Utah’s rate of foreclosed homes has dropped 49% in the first three months of 2012. That should be great news for home sellers, right? Maybe property values will stabilize or stop falling? Hold onto your bootstraps-Salt Lake City is still in the top of the pile of mortgage muck for the nation in foreclosures, according to RealtyTrac, Inc (a national data track service). Data released last week by RealtyTrac Inc. shows one in 415 Utah housing units saw a foreclosure filing in March. That’s still behind the rates of most of our neighboring states but we’re in the top seven in the U.S. Arizona, Nevada and California are all about tied for bad news, in that-1 in 300 homes in those states are in the foreclosure process. In addition, Utah is 1:415, Colorado 1:591 and Idaho 1:839. And the really creepy part to these statistics is that RealtyTrac reported that more U.S. homes in general are entering the foreclosure process this year and “setting the stage for a surge in properties repossessed by lenders this year.”
Hear that wet sucking sound as you pull your shoe out of the mortgage mud? That’s the unpleasant noise of more foreclosures, which equals lower home prices. As a seller, that stinks. For buyers, this is great because lower prices means better deals. Even if Utah may be experiencing a brief respite from foreclosure filings, the nation is up 7% this year in first time foreclosure notices says RealtyTrac, Inc.
How does a foreclosure work here is Utah? First, we don’t have state laws that usually make your lender take you to court if you’re late on your payments. Most lenders just have to file a notice of default against you after you’ve become late at the County Recorder’s office. The lender can do it in person or on line. They also have to send you a notice of default to the address they have on file on you. Once that notice is filed, you get three months before the property is sold at public auction…supposedly regardless if you claim you never received the notice.

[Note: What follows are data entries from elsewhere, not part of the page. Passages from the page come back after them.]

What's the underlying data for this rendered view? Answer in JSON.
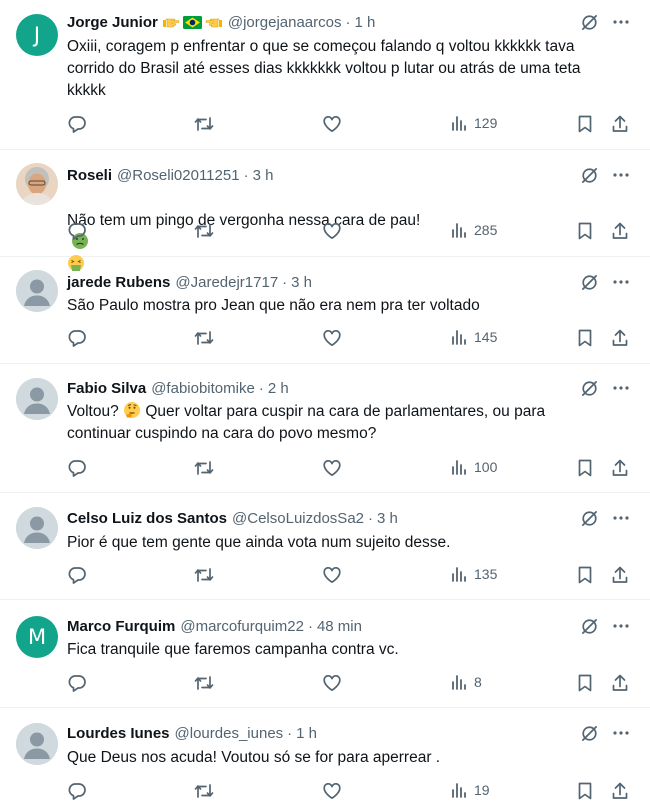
{
  "tweets": [
    {
      "name": "Jorge Junior",
      "name_emoji": [
        "pointing-right-emoji",
        "brazil-flag-emoji",
        "pointing-left-emoji"
      ],
      "handle": "@jorgejanaarcos",
      "time": "1 h",
      "avatar": {
        "type": "letter",
        "letter": "J",
        "color": "#13a58b"
      },
      "text": "Oxiii, coragem p enfrentar o que se começou falando q voltou kkkkkk tava\ncorrido do Brasil até esses dias kkkkkkk voltou p lutar ou atrás de uma teta\nkkkkk",
      "views": "129"
    },
    {
      "name": "Roseli",
      "handle": "@Roseli02011251",
      "time": "3 h",
      "avatar": {
        "type": "photo"
      },
      "text": "Não tem um pingo de vergonha nessa cara de pau!",
      "text_emoji": [
        "nauseated-face-emoji",
        "vomiting-face-emoji"
      ],
      "views": "285"
    },
    {
      "name": "jarede Rubens",
      "handle": "@Jaredejr1717",
      "time": "3 h",
      "avatar": {
        "type": "default"
      },
      "text": "São Paulo mostra pro Jean que não era nem pra ter voltado",
      "views": "145"
    },
    {
      "name": "Fabio Silva",
      "handle": "@fabiobitomike",
      "time": "2 h",
      "avatar": {
        "type": "default"
      },
      "text_before_emoji": "Voltou?",
      "text_emoji": [
        "thinking-face-emoji"
      ],
      "text_after_emoji": "Quer voltar para cuspir na cara de parlamentares, ou para\ncontinuar cuspindo na cara do povo mesmo?",
      "views": "100"
    },
    {
      "name": "Celso Luiz dos Santos",
      "handle": "@CelsoLuizdosSa2",
      "time": "3 h",
      "avatar": {
        "type": "default"
      },
      "text": "Pior é que tem gente que ainda vota num sujeito desse.",
      "views": "135"
    },
    {
      "name": "Marco Furquim",
      "handle": "@marcofurquim22",
      "time": "48 min",
      "avatar": {
        "type": "letter",
        "letter": "M",
        "color": "#13a58b"
      },
      "text": "Fica tranquile que faremos campanha contra vc.",
      "views": "8"
    },
    {
      "name": "Lourdes Iunes",
      "handle": "@lourdes_iunes",
      "time": "1 h",
      "avatar": {
        "type": "default"
      },
      "text": "Que Deus nos acuda!  Voutou só se for para aperrear .",
      "views": "19"
    }
  ],
  "icons": {
    "reply": "reply-icon",
    "retweet": "retweet-icon",
    "like": "like-icon",
    "views": "views-icon",
    "bookmark": "bookmark-icon",
    "share": "share-icon",
    "grok": "grok-icon",
    "more": "more-icon"
  },
  "colors": {
    "text": "#0f1419",
    "secondary": "#536471",
    "divider": "#eff3f4",
    "avatar_letter_bg": "#13a58b"
  }
}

You can make up your payments and any late fees within those three months. Be very careful how you make the payments to the lender to insure you get confirmation they’ve received the monies. If you don’t pay up though, 20 days before the ‘sale date’/ auction date a notice is taped up, stapled or nailed onto your property for you and all your neighbors to see. I saw a notice the other day when I was visiting friends at a townhome. The paper was attached with blue tape onto the middle of the front door of a vacant property next door my friends townhome. We walked over to get a look at what the notice said as we were leaving for dinner. By the time we got back from our meal, the notice had been removed. It’s embarrassing as hell to have a foreclosure notice put on your property! The lender also may run three weeks of ads in the local paper about the sale (per law) to add salt to the wound.
Foreclosure sales are held as public auctions at the county courthouse with the property going to the highest bidder. If the sale price is above and beyond the amount owed to the lender, the extra monies go first to any junior lien holders and then to the borrower.